61. From the late 1990s into the early 2000s, Hong Kong suffered from deflation. Most
economists believed that the period of deflation ended and that inflation would begin to pick up
slowly. Prices, however, were believed to be held in check because the Hong Kong dollar is
pegged to the U.S. dollar. What does the monetary authority in Hong Kong have to do to peg its
dollar to the U.S. dollar?
A. It does not allow free trade in U.S. dollars; the foreign exchange market is illegal.
B. It will sell Hong Kong dollars when the price of the Hong Kong dollar drops and buy them
when the price of the Hong Kong dollar rises.
C. It will sell Hong Kong dollars when the price of the Hong Kong dollar rises and buy them
when the price of the Hong Kong dollar drops.

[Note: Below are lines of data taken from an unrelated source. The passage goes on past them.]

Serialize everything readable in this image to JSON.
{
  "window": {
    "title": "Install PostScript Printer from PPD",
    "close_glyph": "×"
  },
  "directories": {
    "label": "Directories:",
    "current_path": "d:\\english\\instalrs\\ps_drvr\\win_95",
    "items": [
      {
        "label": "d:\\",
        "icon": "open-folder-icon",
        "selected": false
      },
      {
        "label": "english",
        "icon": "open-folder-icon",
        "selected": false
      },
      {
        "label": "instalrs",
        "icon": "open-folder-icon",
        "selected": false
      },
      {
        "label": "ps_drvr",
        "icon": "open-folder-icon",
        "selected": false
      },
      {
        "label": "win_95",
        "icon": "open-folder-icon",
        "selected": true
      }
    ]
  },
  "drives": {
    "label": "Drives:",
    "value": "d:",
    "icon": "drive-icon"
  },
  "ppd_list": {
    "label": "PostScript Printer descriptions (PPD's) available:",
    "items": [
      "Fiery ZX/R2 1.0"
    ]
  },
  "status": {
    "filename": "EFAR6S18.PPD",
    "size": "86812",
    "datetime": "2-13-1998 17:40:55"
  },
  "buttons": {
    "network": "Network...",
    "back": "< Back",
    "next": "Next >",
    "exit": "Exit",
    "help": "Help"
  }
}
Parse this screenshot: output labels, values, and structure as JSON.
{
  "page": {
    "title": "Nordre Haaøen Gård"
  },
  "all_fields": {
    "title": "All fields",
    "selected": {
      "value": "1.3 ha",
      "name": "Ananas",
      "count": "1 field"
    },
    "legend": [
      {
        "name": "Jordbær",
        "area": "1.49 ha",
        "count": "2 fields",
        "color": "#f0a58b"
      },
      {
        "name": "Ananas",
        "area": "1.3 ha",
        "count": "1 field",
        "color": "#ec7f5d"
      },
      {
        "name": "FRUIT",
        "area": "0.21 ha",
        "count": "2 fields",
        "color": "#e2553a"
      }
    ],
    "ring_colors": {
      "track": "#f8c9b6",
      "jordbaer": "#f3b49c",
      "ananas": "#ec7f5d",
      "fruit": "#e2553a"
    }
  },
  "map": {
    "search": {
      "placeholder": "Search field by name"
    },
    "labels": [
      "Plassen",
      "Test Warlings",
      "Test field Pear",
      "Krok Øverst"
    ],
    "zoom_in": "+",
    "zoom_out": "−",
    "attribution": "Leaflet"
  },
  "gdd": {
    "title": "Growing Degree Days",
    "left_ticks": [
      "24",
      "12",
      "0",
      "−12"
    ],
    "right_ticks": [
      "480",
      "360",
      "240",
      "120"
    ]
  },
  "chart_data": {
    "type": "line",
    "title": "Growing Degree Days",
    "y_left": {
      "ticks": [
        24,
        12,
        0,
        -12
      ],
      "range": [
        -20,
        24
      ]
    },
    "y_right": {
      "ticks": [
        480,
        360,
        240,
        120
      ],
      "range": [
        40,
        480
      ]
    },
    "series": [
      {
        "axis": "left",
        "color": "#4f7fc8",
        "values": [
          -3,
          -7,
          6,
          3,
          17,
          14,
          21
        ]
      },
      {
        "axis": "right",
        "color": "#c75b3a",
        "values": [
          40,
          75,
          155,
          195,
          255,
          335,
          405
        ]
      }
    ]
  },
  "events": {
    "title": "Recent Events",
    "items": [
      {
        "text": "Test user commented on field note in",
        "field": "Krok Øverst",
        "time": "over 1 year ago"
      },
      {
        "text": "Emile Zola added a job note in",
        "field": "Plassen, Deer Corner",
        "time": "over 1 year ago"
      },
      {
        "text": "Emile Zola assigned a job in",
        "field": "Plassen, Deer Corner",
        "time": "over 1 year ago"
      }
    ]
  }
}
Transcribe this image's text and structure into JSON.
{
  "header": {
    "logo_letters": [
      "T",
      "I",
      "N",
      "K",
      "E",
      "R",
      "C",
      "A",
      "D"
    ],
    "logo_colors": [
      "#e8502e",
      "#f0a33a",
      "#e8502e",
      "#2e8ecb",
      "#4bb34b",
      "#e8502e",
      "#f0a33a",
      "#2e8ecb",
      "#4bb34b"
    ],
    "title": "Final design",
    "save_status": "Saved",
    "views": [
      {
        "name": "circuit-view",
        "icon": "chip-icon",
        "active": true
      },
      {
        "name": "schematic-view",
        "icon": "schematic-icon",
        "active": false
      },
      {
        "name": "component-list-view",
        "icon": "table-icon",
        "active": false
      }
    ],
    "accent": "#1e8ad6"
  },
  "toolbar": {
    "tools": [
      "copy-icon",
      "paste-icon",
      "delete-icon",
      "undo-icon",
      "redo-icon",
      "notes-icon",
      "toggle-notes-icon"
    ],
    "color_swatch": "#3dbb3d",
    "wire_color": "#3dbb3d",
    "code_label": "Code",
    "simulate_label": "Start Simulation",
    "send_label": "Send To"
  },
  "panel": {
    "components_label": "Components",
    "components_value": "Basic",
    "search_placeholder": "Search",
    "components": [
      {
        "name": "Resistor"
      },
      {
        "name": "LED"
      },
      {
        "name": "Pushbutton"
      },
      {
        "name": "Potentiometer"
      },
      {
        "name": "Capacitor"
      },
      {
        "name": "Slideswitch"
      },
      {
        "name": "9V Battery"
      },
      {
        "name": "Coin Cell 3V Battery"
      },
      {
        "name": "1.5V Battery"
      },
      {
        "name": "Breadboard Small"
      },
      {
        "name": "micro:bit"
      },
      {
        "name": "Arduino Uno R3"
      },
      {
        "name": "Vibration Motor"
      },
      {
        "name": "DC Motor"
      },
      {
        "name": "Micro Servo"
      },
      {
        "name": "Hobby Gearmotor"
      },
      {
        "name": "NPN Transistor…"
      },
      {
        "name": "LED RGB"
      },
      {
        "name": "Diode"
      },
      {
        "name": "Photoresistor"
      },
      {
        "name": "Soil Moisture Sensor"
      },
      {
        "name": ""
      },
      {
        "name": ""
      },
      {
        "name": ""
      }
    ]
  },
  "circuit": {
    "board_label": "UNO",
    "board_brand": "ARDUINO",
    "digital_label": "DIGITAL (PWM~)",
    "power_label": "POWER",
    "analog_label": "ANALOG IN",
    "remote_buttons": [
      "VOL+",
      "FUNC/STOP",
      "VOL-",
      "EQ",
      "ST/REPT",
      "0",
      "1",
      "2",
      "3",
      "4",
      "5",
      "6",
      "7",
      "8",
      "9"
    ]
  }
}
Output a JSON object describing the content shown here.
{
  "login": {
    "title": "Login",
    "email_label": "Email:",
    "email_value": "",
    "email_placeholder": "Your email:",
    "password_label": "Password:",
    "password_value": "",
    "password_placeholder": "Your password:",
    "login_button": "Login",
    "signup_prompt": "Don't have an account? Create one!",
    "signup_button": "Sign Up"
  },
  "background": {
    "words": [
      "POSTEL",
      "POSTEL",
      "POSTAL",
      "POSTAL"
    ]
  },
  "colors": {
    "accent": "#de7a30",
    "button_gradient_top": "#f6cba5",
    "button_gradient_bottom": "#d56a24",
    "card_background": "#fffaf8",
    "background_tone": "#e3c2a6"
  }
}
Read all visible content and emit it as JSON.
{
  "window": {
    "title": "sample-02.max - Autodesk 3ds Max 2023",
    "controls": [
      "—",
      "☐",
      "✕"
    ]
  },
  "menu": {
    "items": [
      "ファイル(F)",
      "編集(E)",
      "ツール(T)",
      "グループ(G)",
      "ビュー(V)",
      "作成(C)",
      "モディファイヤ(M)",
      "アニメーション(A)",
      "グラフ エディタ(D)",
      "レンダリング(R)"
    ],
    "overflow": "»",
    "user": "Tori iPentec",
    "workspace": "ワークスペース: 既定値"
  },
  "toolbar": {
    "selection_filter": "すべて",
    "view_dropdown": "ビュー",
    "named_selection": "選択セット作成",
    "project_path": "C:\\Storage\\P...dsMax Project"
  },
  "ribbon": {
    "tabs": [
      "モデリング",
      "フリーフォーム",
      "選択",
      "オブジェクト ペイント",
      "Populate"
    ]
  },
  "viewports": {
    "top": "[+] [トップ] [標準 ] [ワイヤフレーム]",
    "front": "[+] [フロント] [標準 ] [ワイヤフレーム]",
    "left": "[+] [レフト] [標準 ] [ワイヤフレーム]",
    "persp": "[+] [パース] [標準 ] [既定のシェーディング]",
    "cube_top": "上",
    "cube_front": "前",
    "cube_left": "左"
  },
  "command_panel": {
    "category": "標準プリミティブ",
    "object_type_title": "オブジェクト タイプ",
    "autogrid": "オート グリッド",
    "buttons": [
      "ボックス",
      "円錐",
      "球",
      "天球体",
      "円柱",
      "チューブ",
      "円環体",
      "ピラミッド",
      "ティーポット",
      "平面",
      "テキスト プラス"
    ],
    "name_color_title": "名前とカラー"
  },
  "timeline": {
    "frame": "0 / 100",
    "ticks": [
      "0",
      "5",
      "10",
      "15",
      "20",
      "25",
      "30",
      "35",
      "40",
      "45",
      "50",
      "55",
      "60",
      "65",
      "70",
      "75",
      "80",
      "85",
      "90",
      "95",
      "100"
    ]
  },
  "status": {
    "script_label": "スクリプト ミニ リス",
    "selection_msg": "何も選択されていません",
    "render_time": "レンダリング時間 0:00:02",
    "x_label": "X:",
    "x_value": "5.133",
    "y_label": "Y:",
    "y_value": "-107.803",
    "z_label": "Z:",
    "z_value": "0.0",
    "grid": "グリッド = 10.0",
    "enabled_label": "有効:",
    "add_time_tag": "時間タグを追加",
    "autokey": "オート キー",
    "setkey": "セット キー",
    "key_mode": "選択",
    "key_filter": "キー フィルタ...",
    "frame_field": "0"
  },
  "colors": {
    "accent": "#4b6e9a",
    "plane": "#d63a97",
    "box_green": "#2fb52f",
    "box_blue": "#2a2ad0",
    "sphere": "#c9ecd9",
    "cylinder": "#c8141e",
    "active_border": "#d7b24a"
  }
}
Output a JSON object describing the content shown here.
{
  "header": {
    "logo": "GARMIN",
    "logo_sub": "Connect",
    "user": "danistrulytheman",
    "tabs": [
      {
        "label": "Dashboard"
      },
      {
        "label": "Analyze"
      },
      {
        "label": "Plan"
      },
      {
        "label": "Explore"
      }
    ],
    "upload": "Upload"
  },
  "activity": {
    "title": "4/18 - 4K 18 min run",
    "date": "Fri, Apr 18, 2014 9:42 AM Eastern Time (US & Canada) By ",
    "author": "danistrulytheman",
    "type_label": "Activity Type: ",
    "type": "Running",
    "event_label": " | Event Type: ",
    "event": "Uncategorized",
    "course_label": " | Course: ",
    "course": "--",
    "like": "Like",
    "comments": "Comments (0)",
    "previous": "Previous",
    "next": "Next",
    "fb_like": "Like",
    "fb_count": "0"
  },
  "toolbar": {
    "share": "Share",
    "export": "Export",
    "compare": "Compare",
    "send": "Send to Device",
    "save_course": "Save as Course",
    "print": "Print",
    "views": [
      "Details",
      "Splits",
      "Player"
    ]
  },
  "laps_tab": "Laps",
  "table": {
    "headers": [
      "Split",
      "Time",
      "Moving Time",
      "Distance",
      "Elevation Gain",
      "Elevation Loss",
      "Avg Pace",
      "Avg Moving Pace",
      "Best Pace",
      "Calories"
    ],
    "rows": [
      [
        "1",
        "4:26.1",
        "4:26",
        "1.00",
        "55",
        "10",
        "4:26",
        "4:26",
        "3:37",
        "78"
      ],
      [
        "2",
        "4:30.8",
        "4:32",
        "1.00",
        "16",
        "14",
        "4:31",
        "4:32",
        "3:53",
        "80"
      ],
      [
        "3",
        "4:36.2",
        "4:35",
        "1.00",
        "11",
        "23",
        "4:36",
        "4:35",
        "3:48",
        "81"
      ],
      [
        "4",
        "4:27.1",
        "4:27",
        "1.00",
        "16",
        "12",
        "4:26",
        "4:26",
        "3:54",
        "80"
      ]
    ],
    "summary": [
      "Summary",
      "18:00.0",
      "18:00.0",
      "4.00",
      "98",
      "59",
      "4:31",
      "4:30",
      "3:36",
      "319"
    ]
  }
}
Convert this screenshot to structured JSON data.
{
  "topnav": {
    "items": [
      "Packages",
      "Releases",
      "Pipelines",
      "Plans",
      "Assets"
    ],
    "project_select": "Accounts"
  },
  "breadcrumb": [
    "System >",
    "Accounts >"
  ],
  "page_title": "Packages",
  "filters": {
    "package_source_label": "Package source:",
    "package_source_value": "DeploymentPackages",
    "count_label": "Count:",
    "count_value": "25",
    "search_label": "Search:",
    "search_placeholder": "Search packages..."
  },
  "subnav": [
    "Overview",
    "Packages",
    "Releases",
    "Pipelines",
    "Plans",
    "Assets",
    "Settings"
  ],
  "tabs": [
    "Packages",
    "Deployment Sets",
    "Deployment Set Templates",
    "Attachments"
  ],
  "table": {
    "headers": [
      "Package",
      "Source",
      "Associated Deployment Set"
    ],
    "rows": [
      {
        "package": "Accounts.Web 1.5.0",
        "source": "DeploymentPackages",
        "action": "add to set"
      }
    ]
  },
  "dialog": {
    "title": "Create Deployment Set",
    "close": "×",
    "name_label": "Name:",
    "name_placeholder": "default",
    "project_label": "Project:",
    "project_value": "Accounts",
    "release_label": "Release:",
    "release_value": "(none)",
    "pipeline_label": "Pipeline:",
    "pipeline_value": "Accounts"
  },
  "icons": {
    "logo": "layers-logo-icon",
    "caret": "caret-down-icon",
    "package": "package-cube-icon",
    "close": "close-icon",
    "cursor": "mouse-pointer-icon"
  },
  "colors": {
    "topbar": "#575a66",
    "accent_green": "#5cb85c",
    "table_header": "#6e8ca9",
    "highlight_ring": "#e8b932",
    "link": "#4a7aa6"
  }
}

D. It will raise tariffs when the value of the Hong Kong dollar falls and lower them when the
value of the Hong Kong dollar rises.
62. Monetary policy affects exchange rates in all the following ways except through its effects
on:
A. the interest rate.
B. taxes.
C. price level and inflation.
D. income.
63. Exchange rate fluctuations:
A. do not have economic consequences.
B. have minor economic consequences.
C. have important economic consequences.
D. have as yet undetermined economic consequences.